Asked about DoC’s obligations for assessing discretionary consents, and whether it can fulfil them, director of regulatory services Steve Taylor says: “When comments and recommendations do describe landscape as a value, we have either engaged a landscape architect or used landscape reports previously provided from a landscape specialist for the associated property.”

(That raises a question about the age and relevance of previous landscape reports.)

When a discretionary consent is provided, the first assessment is to identify if further expertise is required, Taylor says.

“DoC makes the assessments and determines what expertise is required and the most efficient and effective way of delivering that advice.”

Linz is required by law to consult with DoC on every discretionary application.

For applications received before November 17 last year, the Commissioner of Crown Lands must take into account the desirability of protecting the inherent values of the land, and in particular the inherent values of indigenous plants and animals, and natural ecosystems and landscape; and the desirability of making it easier to use the land concerned for farming purposes.

Sonya Wikitera, Linz’s head of Crown property, says: “This includes seeking further expert input when required and taking into account any mitigating actions recommended by DoC.

“As part of this process, DoC provides advice on all the inherent values that might be affected by an application. Where DoC considers it necessary, it obtains independent advice from inherent values experts, including landscape specialists, to inform its advice to us.”

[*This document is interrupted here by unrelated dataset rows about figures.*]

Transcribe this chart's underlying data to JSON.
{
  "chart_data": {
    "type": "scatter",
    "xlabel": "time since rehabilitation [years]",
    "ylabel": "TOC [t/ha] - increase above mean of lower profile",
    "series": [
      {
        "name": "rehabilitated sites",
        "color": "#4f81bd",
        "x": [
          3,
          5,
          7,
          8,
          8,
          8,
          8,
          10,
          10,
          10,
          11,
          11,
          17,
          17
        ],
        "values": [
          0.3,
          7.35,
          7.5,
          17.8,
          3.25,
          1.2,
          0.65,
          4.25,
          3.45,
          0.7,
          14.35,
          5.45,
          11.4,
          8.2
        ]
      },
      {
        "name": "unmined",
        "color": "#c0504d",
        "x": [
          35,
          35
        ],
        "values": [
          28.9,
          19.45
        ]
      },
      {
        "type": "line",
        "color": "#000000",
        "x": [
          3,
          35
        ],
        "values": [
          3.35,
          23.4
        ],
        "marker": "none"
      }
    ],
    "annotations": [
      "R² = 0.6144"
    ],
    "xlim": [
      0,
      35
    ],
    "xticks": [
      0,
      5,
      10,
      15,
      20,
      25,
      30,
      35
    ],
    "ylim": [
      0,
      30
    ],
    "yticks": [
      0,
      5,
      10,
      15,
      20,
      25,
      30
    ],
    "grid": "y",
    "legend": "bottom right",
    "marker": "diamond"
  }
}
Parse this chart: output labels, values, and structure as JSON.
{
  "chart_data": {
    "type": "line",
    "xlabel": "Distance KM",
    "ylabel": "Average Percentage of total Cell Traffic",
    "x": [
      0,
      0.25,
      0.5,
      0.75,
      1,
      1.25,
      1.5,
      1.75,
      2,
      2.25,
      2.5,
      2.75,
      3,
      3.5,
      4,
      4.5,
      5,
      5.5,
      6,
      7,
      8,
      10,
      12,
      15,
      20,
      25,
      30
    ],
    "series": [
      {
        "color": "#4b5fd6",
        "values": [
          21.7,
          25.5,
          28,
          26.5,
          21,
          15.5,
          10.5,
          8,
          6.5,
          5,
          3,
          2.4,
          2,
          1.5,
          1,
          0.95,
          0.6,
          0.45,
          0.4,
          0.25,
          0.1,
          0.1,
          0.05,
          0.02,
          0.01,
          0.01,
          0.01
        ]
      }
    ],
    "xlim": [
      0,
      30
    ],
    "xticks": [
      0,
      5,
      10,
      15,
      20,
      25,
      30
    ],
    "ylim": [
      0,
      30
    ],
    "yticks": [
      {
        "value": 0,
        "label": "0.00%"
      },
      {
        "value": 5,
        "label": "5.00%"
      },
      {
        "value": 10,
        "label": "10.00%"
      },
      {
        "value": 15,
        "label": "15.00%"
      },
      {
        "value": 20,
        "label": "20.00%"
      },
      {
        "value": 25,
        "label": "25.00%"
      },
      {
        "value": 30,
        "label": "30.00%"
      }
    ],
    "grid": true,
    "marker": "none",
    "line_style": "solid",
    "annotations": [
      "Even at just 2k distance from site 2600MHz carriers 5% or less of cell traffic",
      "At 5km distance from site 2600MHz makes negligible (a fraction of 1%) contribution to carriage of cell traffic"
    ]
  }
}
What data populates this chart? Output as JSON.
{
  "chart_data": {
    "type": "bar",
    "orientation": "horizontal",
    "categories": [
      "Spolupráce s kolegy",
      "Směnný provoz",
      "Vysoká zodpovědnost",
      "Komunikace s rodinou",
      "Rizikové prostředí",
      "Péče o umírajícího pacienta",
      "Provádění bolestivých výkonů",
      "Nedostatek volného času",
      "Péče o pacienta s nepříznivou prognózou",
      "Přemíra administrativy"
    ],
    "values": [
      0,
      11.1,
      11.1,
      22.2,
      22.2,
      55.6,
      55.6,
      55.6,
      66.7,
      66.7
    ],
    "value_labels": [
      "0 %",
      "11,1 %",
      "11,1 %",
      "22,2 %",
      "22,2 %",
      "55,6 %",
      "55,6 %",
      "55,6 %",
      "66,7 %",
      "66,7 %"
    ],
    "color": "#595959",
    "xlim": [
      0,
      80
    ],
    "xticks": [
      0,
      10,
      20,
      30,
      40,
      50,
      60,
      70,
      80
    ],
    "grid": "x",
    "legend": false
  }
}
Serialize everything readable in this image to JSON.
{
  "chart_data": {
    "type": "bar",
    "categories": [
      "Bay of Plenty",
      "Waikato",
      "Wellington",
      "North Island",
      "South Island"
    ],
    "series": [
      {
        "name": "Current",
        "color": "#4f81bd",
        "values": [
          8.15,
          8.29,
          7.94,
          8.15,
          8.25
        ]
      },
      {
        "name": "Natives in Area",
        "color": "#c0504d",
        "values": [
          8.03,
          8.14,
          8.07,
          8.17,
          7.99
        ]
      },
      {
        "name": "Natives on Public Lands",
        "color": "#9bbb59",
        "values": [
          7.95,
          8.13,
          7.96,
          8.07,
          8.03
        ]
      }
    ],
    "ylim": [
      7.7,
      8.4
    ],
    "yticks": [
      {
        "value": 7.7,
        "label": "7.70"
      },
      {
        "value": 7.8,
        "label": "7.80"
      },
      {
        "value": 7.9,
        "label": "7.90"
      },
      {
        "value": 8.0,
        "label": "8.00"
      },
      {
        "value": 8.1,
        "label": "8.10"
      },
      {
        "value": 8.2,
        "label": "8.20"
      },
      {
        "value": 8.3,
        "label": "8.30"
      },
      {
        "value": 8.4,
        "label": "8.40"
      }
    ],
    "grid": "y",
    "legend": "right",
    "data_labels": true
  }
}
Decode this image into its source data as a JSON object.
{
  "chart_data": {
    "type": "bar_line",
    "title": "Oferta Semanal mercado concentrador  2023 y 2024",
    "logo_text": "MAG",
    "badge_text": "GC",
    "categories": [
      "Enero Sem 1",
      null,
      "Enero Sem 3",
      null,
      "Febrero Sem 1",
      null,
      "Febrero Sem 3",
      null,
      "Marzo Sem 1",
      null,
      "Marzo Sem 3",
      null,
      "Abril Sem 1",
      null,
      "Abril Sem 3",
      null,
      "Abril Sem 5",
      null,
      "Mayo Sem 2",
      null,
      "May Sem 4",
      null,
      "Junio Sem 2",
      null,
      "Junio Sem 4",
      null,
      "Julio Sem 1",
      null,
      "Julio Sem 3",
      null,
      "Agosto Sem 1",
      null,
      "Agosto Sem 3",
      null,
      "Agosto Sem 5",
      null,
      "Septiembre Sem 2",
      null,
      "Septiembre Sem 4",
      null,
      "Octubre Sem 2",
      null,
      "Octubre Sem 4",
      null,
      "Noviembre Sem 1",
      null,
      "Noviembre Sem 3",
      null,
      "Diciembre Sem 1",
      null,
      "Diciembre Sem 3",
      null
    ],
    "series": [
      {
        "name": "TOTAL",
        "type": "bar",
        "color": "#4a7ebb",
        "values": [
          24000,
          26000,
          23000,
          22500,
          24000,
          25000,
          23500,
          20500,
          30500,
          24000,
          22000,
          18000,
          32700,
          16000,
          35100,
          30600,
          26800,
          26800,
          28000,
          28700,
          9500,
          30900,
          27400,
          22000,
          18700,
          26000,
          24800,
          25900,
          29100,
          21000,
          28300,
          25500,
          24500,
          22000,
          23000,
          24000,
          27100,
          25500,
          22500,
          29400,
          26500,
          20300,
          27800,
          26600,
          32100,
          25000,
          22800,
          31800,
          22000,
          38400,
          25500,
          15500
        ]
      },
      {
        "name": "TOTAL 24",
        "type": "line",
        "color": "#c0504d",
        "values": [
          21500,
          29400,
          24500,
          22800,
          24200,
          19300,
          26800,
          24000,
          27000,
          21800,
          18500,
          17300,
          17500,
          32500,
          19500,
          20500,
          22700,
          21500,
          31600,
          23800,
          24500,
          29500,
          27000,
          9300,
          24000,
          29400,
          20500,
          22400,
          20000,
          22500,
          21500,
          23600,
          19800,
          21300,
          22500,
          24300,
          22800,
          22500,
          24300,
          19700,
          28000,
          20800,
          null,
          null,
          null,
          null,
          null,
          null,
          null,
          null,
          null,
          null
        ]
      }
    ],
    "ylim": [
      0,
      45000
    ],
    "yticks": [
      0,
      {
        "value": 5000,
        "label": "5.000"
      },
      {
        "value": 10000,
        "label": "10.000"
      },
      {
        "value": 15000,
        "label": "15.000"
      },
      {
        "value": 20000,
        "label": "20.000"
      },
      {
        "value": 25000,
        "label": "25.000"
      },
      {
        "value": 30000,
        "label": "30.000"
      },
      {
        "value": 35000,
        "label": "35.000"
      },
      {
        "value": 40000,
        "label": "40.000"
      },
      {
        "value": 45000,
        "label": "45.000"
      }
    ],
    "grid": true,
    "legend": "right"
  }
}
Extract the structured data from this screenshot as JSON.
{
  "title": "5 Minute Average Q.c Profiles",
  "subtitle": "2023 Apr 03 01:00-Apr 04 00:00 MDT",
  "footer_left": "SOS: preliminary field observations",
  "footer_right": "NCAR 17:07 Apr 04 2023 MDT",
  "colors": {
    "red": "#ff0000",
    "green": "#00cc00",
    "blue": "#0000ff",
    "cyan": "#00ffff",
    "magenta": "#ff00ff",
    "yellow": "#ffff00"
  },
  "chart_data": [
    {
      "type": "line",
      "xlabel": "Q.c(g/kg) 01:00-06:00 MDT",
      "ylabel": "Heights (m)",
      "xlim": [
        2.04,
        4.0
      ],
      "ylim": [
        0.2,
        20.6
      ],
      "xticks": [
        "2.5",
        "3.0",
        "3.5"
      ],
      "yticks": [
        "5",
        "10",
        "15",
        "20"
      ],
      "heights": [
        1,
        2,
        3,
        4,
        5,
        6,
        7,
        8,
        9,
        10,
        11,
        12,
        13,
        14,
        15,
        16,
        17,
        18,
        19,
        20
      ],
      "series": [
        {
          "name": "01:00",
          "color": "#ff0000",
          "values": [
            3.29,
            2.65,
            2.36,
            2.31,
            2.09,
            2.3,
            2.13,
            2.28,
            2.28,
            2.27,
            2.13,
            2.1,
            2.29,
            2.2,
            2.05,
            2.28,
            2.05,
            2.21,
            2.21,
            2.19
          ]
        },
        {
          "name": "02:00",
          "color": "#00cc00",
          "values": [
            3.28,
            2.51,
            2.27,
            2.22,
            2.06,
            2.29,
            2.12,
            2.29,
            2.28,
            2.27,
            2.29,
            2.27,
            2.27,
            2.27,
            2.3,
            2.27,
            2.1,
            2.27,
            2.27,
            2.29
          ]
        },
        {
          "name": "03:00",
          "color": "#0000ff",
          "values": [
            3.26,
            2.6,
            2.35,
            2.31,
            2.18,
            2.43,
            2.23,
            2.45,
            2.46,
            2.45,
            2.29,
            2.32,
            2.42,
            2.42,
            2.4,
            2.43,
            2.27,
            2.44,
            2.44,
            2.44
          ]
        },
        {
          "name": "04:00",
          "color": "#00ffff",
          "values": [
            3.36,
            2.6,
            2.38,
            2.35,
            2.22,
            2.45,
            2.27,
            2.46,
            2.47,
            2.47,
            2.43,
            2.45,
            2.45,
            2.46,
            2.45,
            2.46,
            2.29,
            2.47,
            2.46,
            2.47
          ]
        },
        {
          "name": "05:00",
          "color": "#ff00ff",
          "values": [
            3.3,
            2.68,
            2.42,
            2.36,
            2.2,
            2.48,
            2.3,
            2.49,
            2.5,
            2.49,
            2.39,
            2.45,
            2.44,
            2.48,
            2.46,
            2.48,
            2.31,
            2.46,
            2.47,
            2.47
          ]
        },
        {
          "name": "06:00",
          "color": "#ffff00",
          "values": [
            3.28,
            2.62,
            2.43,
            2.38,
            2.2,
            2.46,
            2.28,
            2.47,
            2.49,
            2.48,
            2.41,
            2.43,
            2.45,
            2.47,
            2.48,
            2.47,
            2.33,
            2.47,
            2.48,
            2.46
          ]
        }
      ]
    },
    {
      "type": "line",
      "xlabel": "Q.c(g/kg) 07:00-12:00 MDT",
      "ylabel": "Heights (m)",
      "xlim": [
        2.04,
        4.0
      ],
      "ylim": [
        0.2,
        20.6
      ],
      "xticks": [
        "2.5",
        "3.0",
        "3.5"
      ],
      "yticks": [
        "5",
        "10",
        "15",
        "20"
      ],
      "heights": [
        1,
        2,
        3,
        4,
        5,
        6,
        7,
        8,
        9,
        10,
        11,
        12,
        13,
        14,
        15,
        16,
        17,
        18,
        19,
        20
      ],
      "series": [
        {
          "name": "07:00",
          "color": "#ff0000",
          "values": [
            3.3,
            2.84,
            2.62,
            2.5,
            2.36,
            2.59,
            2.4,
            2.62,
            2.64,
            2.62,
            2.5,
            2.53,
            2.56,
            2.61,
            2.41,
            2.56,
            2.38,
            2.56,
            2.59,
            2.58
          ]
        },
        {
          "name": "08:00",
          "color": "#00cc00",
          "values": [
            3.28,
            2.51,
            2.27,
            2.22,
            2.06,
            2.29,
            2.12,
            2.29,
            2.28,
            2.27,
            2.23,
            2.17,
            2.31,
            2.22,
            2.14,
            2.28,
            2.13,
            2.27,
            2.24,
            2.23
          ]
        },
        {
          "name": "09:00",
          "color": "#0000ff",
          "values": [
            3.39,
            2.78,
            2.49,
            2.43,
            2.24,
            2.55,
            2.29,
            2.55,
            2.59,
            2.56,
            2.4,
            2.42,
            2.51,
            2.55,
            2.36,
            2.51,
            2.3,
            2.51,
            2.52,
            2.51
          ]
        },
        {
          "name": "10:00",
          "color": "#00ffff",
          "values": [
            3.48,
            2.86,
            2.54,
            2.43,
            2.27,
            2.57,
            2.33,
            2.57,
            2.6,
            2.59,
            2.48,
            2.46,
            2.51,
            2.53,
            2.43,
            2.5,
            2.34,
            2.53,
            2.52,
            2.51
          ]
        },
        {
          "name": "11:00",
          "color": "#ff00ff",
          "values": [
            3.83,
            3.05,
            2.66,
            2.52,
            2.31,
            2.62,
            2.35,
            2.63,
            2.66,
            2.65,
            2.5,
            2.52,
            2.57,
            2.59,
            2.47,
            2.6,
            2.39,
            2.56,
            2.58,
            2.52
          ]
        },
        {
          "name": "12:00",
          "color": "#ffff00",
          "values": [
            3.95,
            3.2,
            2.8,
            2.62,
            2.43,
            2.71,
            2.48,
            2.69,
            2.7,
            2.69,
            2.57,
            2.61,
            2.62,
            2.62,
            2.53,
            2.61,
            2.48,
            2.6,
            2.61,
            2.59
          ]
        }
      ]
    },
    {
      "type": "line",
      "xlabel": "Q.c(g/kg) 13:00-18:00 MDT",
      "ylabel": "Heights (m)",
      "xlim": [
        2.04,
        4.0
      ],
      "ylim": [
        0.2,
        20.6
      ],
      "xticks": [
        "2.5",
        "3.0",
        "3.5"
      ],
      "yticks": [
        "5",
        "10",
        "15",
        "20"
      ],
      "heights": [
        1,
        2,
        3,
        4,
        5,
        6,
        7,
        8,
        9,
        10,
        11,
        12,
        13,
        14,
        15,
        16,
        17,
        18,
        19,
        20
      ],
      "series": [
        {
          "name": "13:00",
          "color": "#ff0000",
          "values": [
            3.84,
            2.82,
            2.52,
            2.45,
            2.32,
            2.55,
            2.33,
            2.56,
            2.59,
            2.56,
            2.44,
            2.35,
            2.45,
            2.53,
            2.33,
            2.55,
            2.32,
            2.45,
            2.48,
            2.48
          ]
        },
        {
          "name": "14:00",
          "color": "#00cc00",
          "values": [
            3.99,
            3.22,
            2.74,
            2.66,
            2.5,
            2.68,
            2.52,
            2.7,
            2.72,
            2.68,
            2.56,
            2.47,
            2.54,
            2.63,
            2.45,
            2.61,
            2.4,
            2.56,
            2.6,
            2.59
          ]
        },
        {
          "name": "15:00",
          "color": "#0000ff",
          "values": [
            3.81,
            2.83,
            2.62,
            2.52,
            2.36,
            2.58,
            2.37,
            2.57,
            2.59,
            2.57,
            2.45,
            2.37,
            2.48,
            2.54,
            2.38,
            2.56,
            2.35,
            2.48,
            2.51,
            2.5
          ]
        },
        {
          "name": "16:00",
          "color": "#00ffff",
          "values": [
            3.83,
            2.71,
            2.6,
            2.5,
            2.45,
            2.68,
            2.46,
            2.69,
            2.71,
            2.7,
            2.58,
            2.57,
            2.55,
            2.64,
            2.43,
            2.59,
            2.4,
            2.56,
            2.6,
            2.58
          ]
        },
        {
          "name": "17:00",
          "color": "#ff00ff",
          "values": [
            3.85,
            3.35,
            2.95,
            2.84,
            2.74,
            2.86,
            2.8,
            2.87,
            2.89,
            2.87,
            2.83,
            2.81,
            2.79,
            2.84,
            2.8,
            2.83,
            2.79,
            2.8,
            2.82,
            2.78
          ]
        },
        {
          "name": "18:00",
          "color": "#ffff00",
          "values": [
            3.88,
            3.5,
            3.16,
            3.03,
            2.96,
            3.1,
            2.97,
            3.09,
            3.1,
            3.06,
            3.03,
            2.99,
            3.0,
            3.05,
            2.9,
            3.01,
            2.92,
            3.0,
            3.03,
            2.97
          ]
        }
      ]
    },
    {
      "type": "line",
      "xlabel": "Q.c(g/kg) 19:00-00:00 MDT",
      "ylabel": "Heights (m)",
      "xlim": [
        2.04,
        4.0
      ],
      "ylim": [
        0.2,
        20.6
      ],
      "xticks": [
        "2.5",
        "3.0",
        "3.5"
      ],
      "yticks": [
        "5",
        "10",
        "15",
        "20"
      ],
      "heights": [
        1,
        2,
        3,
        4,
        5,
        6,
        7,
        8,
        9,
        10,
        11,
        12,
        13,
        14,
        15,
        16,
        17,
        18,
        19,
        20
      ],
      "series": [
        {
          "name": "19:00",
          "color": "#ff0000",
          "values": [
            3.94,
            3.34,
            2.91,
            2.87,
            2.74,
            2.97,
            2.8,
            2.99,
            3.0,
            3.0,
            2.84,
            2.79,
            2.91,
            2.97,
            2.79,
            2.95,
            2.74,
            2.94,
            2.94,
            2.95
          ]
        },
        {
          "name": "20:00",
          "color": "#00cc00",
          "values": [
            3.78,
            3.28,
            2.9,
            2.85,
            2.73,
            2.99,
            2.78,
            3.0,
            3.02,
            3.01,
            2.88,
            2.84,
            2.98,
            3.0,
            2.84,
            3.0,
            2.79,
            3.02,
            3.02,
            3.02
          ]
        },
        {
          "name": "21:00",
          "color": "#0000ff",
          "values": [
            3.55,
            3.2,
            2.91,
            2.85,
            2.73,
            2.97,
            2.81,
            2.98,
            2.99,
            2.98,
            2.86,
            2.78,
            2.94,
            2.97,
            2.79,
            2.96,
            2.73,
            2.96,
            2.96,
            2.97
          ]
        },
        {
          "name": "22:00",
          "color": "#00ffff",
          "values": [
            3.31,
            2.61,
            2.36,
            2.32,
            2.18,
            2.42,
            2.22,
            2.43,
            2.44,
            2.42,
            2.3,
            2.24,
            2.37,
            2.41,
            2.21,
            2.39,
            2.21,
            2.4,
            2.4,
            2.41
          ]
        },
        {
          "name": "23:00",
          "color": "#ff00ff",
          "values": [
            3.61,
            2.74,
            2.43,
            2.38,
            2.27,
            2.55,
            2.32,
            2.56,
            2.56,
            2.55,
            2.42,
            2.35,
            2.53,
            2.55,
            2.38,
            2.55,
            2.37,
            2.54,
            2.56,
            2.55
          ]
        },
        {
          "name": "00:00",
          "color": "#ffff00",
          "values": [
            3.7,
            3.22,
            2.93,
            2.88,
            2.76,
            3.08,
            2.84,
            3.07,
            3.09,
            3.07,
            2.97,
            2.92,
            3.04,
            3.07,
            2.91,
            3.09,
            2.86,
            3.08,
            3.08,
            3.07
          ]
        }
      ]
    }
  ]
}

The backlog of consent applications is being processed based on urgency, complexity, and whether lease visits or extra technical support are needed. “The Crown pastoral team are focused on processing these applications thoroughly.”

One applicant is Kate Scott, the high country chair of the Otago branch of Federated Farmers, who farms Rees Valley Station at the head of Lake Wakatipu.

She isn’t impressed.

“Apart from the acknowledgement receipt in November I’ve heard nothing since. Luckily none of my proposed fencing is that urgent, but I imagine for some people the delays will be more problematic.”

Given the Crown Pastoral Land Act reforms, a consent backlog isn’t surprising, Scott says. Preparation should have been made to “power up to process things as speedily as possible”, but she says this doesn’t seem to be the case.

Simon Williamson’s family used to run Birchwood Station, near Ōmārama, which was bought by the Nature Heritage Fund and is now part of the Ahuriri Conservation Park. He now farms Glenbrook Station, near Twizel.

Landscape architects must work constructively with lessees, Williamson says “unlike DoC which, although they struggle to look after the vast amounts of land under their management, want more and more”.

Good outcomes are about partnerships, he says, “not Crown ownership”.

Snoyink, of Forest & Bird, is concerned that inexpert DoC staffers (the department hasn’t employed landscape architects since 1989) are determining if expert advice is needed.

Having to clear such a backlog of farm consent applications has Snoyink worried government agencies will try to cut corners. “We really don’t want them to do that. But they’ve said they would run a robust process for every consent so that’s what we expect them to do.”

She notes robust assessments require a site visit and peer review.

Lucas’s initiative to contact colleagues through the institute was “brilliant”, says Snoyink, who was glad many landscape architects expressed an interest in helping.

In an analogy that makes sense for the high country, she says: “We’ve brought the horse to the water, now we need it to drink.”